Nvidia Gives Enterprises Virtual Agents, Custom Voice Software, Large Language Models
With Nvidia’s ever-increasing focus on enterprise customers, the company unleashed new solutions for developing virtual agents, custom AI voices and large language models.
The virtual agent solution is Nvidia Omniverse Avatar, an expansion of the company’s Omniverse software portfolio that brings together its technologies for speech AI, computer vision, natural language understanding, recommendation engines and simulation. Combined, Nvidia said, these technologies can create “interactive characters with ray-traced 3D graphics that can see, speak, converse on a wide range of subjects, and understand naturally spoken intent.”
The speech recognition capability is made possible by Nvidia Riva, a software development kit now available that lets enterprises create custom voices in a matter of hours. Omniverse Avatar also takes advantage of the Megatron 530B large language model, which enterprises can now customize and use alongside the new Nvidia NeMo Megatron framework for training large language models.
While the company did not say when it will launch Omniverse Avatar, it said the Nvidia Riva Enterprise program will be available next year while enterprises can sign up now for early access to the new Nvidia NeMo Megatron framework. Additionally, enterprises can develop and deploy large language models through the Nvidia LaunchPad program, the company added.
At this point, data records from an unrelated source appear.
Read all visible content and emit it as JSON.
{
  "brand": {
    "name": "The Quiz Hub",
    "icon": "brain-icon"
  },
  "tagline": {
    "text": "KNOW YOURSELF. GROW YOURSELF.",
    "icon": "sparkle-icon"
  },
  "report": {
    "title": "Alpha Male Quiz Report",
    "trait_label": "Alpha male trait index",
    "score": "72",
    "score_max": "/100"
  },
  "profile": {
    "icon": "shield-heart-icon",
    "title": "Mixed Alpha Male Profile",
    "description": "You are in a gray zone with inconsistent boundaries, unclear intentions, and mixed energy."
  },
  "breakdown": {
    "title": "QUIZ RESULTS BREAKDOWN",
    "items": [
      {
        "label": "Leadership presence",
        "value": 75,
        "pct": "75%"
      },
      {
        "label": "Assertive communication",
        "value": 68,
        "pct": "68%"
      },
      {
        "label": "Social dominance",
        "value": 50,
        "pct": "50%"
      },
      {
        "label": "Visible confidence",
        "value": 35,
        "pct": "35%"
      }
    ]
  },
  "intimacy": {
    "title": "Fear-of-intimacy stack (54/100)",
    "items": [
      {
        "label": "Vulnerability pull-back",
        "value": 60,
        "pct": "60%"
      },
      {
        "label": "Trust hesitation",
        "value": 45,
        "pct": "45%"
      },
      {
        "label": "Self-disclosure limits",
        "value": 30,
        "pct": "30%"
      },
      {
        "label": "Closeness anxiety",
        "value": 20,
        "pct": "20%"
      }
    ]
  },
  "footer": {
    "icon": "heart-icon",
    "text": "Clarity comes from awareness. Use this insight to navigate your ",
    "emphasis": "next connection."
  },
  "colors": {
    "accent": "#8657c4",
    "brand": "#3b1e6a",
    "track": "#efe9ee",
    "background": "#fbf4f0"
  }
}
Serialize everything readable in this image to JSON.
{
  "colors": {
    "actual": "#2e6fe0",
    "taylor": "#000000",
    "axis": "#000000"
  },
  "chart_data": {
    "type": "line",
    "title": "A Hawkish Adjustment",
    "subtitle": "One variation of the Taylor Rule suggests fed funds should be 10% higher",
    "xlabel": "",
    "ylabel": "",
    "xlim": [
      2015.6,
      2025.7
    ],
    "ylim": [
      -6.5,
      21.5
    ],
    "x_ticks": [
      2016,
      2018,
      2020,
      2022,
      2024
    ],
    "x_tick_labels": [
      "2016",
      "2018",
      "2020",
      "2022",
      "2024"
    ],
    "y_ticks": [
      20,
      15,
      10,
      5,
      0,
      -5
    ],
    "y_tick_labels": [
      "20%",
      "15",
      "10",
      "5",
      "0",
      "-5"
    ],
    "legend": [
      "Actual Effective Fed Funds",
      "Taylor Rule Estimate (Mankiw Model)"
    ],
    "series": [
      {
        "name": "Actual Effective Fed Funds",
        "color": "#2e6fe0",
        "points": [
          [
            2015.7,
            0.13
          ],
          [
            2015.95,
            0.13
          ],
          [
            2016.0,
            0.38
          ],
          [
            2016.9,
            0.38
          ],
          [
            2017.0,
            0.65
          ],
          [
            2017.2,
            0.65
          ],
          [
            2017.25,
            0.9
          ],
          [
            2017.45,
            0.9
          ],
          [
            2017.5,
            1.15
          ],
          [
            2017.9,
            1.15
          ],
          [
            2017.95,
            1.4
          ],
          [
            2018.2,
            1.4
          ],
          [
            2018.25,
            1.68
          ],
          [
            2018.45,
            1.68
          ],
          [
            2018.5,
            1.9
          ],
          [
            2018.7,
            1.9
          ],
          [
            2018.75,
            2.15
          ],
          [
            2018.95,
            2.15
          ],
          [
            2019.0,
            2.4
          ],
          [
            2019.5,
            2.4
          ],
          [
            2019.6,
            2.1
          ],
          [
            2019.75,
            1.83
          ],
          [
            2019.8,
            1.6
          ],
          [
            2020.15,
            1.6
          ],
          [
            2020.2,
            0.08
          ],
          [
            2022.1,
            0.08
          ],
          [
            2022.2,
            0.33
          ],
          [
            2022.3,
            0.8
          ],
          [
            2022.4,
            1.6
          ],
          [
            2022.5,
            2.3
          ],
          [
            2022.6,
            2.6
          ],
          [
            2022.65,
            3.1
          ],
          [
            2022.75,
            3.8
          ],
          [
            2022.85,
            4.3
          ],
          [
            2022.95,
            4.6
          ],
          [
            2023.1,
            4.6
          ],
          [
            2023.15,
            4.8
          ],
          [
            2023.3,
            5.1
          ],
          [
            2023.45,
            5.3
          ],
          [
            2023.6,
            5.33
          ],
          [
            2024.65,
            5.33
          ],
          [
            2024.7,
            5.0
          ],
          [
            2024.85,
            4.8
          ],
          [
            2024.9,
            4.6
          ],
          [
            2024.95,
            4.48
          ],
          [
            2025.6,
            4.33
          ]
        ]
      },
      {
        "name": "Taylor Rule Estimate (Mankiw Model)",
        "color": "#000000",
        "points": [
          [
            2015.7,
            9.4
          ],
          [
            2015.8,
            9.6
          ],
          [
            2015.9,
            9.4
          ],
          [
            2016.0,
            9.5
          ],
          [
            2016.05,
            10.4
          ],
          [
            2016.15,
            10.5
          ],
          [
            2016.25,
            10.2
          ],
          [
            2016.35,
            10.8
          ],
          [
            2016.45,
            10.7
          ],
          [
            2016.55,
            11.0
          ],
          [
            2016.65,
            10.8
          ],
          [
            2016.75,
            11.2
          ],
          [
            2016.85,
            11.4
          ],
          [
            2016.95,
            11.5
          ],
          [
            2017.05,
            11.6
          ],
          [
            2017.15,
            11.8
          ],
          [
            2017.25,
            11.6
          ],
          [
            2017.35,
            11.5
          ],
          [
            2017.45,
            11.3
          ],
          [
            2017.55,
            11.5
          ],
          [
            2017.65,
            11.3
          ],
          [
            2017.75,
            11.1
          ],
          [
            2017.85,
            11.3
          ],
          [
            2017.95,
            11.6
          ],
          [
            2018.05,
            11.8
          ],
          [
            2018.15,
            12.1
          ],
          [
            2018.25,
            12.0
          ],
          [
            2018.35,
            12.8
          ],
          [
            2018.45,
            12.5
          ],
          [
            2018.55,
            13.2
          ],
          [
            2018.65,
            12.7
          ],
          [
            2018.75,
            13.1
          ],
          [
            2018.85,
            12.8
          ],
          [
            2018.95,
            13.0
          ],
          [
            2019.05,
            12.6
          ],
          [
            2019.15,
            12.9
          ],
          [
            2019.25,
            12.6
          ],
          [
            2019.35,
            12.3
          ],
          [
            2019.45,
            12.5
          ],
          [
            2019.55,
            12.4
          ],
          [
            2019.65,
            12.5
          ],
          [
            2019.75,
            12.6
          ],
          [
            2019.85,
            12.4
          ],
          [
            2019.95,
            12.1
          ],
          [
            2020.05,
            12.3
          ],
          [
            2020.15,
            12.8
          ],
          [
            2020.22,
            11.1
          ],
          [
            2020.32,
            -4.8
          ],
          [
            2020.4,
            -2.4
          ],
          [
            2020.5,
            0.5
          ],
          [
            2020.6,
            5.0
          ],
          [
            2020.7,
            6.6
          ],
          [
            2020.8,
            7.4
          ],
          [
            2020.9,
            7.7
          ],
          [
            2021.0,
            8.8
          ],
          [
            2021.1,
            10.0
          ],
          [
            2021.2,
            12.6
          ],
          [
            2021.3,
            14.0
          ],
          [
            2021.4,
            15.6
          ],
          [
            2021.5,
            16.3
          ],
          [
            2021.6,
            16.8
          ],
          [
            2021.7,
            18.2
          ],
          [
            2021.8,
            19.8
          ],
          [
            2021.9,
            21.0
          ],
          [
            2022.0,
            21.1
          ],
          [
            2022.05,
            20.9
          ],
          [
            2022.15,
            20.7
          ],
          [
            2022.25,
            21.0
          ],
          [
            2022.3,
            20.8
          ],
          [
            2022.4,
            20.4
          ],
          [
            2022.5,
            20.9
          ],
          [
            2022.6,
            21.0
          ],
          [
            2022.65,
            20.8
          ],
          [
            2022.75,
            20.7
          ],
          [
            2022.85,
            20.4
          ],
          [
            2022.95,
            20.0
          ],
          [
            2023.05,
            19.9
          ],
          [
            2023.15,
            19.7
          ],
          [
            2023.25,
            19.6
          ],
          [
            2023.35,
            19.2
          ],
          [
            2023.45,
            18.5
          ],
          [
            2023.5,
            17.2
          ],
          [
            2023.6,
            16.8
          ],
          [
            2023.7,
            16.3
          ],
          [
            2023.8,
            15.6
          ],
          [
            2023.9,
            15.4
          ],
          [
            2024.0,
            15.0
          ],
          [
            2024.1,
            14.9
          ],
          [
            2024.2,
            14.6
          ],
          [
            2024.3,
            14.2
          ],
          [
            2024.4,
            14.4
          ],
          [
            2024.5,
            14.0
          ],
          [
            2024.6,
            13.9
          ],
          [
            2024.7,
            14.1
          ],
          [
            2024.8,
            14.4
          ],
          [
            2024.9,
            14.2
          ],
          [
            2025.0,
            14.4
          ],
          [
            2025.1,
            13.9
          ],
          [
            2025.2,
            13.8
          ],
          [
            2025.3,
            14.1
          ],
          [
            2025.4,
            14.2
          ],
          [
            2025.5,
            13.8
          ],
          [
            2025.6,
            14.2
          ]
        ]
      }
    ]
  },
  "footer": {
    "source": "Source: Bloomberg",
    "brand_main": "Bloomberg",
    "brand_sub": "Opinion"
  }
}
Nvidia Reveals Jetson AGX Orin Chip, A Tiny, ‘Powerful’ Supercomputer
Nvidia revealed the next generation of Jetson AGX chip, which it called the “world’s smallest, most powerful and energy-efficient AI supercomputer” for edge AI and autonomous machine applications.
The company said the Nvidia Jetson AGX Orin is six times more powerful than the previous-generation Jetson AGX Xavier while maintaining the same handheld form factor and pin compatibility. That means the system-on-chip can perform 200 trillion operations per second, which it said is “similar to that of a GPU-enabled server” that can fit in the “palm of your hand.”
Jetson AGX Orin features Nvidia’s Ampere GPU architecture and Arm Cortex-A78AE CPUs along with next-generation deep learning and vision accelerators. Developers can take advantage of the hardware using the CUDA-X- accelerated computing stack and JetPack software development kit.
The Jetson AGX Orin module and development kit will be available in the first quarter of 2022.
More Ways To Connect The Physical And Virtual Worlds
Nvidia revealed even more ways to connect the physical and virtual worlds with Nvidia Omniverse Replicator, which creates “physically simulated synthetic data” for the training of deep neural networks in simulations that are used for real-world applications like autonomous vehicles.
The company said the first two applications to benefit from Omniverse Replicator will be the Nvidia DRIVE Sim digital twin software for autonomous vehicles and the Nvidia Isaac Sim digital twin software for manipulation robots. The goal is to help developers “create diverse, massive, accurate datasets to build high-quality, high-performing and safe datasets, which is essential for AI,” said Rev Lebaredian, Nvidia’s vice president of simulation technology and Omniverse engineering.
The company also revealed Nvidia Modulus, a framework for building machine learning models that understand physics for digital twin applications, which can benefit use cases ranging from protein engineering to climate science. Nvidia said the framework gives scientists “a framework to build highly accurate digital reproductions of complex and dynamic systems that will enable the next generation of breakthroughs across a vast range of industries.”